18.08.2017, 13.44   Context

A fighter describes the civilian’s liberation in Raqqa yesterday.

The distance between us and the encircled civilians was 4 kilometres. We started in the early morning hours at around 5 am for Nezlit Şehade. There around 200 civilians, mostly women and children, were trapped. When we saw them, we managed to rescue them in 10 minutes.

The civilians, who were liberated yesterday, had been trapped in ISIS’ occupation for two months. Two days before water and food supply run out. Their location was only 100 metres away from the battles. When we went to them, we met an old man in the first moment. Pieces of mines were mired in his hand and leg. To express, that he couldn’t believe to be rescued from death, he told the fighters, that he wanted to kiss them. As the old man suffered huge pain, the SDF fighters gave their best to send him to the hospital quickly.

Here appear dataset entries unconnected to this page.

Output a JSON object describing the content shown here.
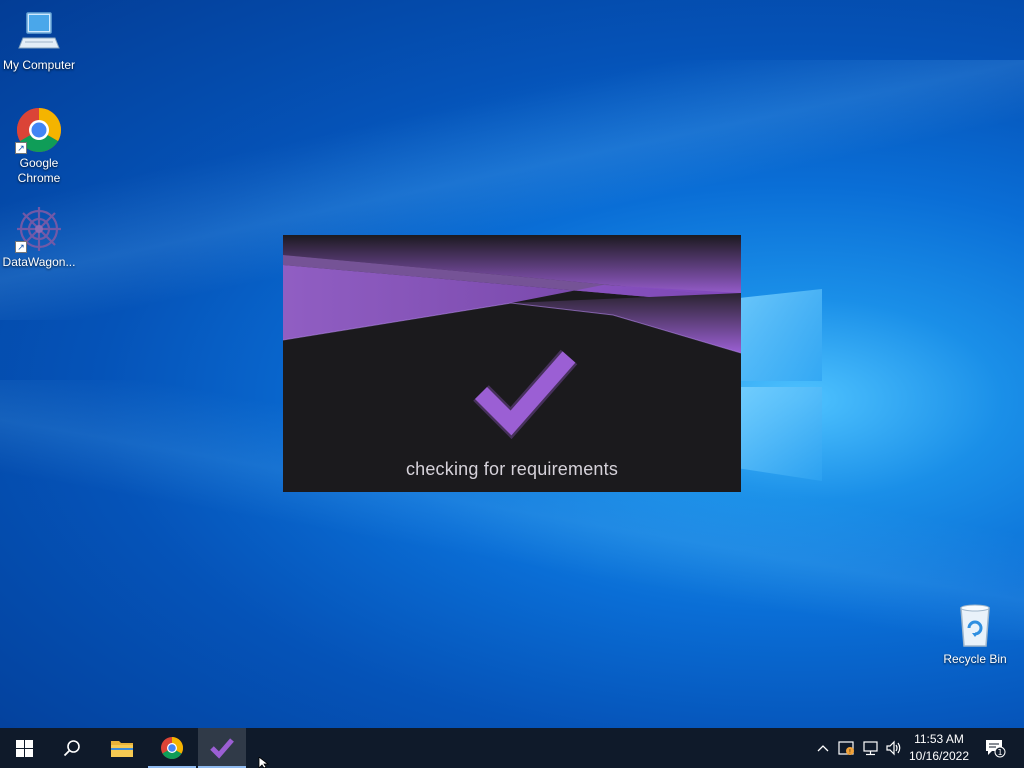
{
  "desktop": {
    "icons": [
      {
        "label": "My Computer",
        "icon": "computer-icon"
      },
      {
        "label": "Google Chrome",
        "icon": "chrome-icon"
      },
      {
        "label": "DataWagon...",
        "icon": "datawagon-icon"
      },
      {
        "label": "Recycle Bin",
        "icon": "recycle-bin-icon"
      }
    ]
  },
  "splash": {
    "status_text": "checking for requirements",
    "accent_color": "#9b5fd4",
    "background_color": "#1b1a1d"
  },
  "taskbar": {
    "apps": [
      "start-icon",
      "search-icon",
      "file-explorer-icon",
      "chrome-icon",
      "datawagon-checkmark-icon"
    ],
    "active_app": "datawagon-checkmark-icon",
    "tray_icons": [
      "chevron-up-icon",
      "security-icon",
      "network-icon",
      "volume-icon"
    ],
    "time": "11:53 AM",
    "date": "10/16/2022",
    "notification_count": "1"
  }
}
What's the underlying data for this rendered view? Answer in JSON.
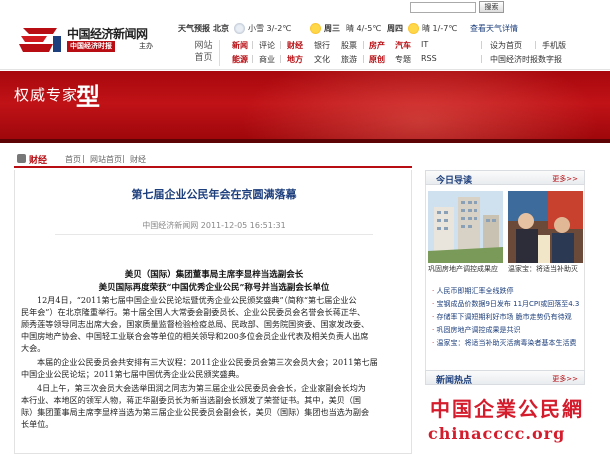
{
  "search": {
    "value": "",
    "button": "搜索"
  },
  "logo": {
    "title": "中国经济新闻网",
    "tag": "中国经济时报",
    "tag_suffix": "主办"
  },
  "weather": {
    "label": "天气预报",
    "city": "北京",
    "d1": "小雪 3/-2℃",
    "d2_day": "周三",
    "d2": "晴 4/-5℃",
    "d3_day": "周四",
    "d3": "晴 1/-7℃",
    "more": "查看天气详情"
  },
  "site_nav": {
    "label1": "网站",
    "label2": "首页"
  },
  "nav": {
    "row1": [
      "新闻",
      "评论",
      "财经",
      "银行",
      "股票",
      "房产",
      "汽车",
      "IT",
      "设为首页",
      "手机版"
    ],
    "row2": [
      "能源",
      "商业",
      "地方",
      "文化",
      "旅游",
      "原创",
      "专题",
      "RSS",
      "中国经济时报数字报"
    ]
  },
  "banner": {
    "prefix": "权威专家",
    "big": "型"
  },
  "breadcrumb": {
    "channel": "财经",
    "home": "首页",
    "site": "网站首页",
    "section": "财经"
  },
  "article": {
    "title": "第七届企业公民年会在京圆满落幕",
    "meta": "中国经济新闻网 2011-12-05 16:51:31",
    "sub1": "美贝（国际）集团董事局主席李显梓当选副会长",
    "sub2": "美贝国际再度荣获“中国优秀企业公民”称号并当选副会长单位",
    "p1": [
      "12月4日，“2011第七届中国企业公民论坛暨优秀企业公民颁奖盛典”（简称“第七届企业公",
      "民年会”）在北京隆重举行。第十届全国人大常委会副委员长、企业公民委员会名誉会长蒋正华、",
      "顾秀莲等领导同志出席大会，国家质量监督检验检疫总局、民政部、国务院国资委、国家发改委、",
      "中国房地产协会、中国轻工业联合会等单位的相关领导和200多位会员企业代表及相关负责人出席",
      "大会。"
    ],
    "p2": [
      "本届的企业公民委员会共安排有三大议程：2011企业公民委员会第三次会员大会；2011第七届",
      "中国企业公民论坛；2011第七届中国优秀企业公民颁奖盛典。"
    ],
    "p3": [
      "4日上午，第三次会员大会选举田润之同志为第三届企业公民委员会会长，企业家副会长均为",
      "本行业、本地区的领军人物，蒋正华副委员长为新当选副会长颁发了荣誉证书。其中，美贝（国",
      "际）集团董事局主席李显梓当选为第三届企业公民委员会副会长，美贝（国际）集团也当选为副会",
      "长单位。"
    ]
  },
  "today": {
    "title": "今日导读",
    "more": "更多>>",
    "captions": [
      "巩固房地产调控成果应",
      "温家宝：将适当补助灭"
    ],
    "list": [
      "人民币即期汇率全线跌停",
      "宝钢成品价数据9日发布 11月CPI或回落至4.3",
      "存储率下调短期利好市场 脆市走势仍有待观",
      "巩固房地产调控成果是共识",
      "温家宝：将适当补助灭活病毒染者基本生活费"
    ]
  },
  "hot": {
    "title": "新闻热点",
    "more": "更多>>"
  },
  "watermark": {
    "cn": "中国企業公民網",
    "url": "chinacccc.org"
  }
}
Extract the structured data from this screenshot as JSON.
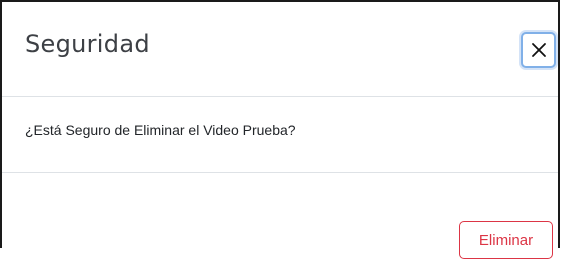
{
  "dialog": {
    "title": "Seguridad",
    "close_icon": "close-icon",
    "message": "¿Está Seguro de Eliminar el Video Prueba?",
    "delete_label": "Eliminar"
  },
  "colors": {
    "danger": "#dc3545",
    "focus_ring": "#80b0e8",
    "title_text": "#3d4045",
    "divider": "#dee2e6"
  }
}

When the civilians saw us, they wanted to share their pain immediately. A pained mother told us: “Two of my sons died!” Another one, holding his sick daughter, said: “There was no medicine. ISIS didn’t allow us to go to El-Wetenî hospital. They only let their own members go there to get medical treatment. ISIS members cut of the clean water supply two months ago. When civilians went to get water from the well, they had to fear death.” The civilians stated, that they came down with inflammations because of the dirty water.

While the civilians were talking, we heard new gun shots. The SDF fighters decided to liberate another group of civilians, which led to heavy clashes between them and ISIS. ISIS members wanted to stop the civilians from leaving and planted mines right in front of them. So the SDF fighter’s goal was to call their attention to give the civilians the possibility to leave.

To prevent the civilians from being shot, the SDF fighters used a twofold strategy: military defence of the civilians and on the other hand to directly help them flee. SDF fighters helped carrying the children and – when reaching a place far away from the fight – organised cars to bring them to the safe areas. For our risk and sacrifice a smiling face of a rescued woman is the most valuable reward. Some women couldn’t hold oneself back, started crying and said: “May god be with you.” From far away, the civilians were still showing the sign of victory to us.”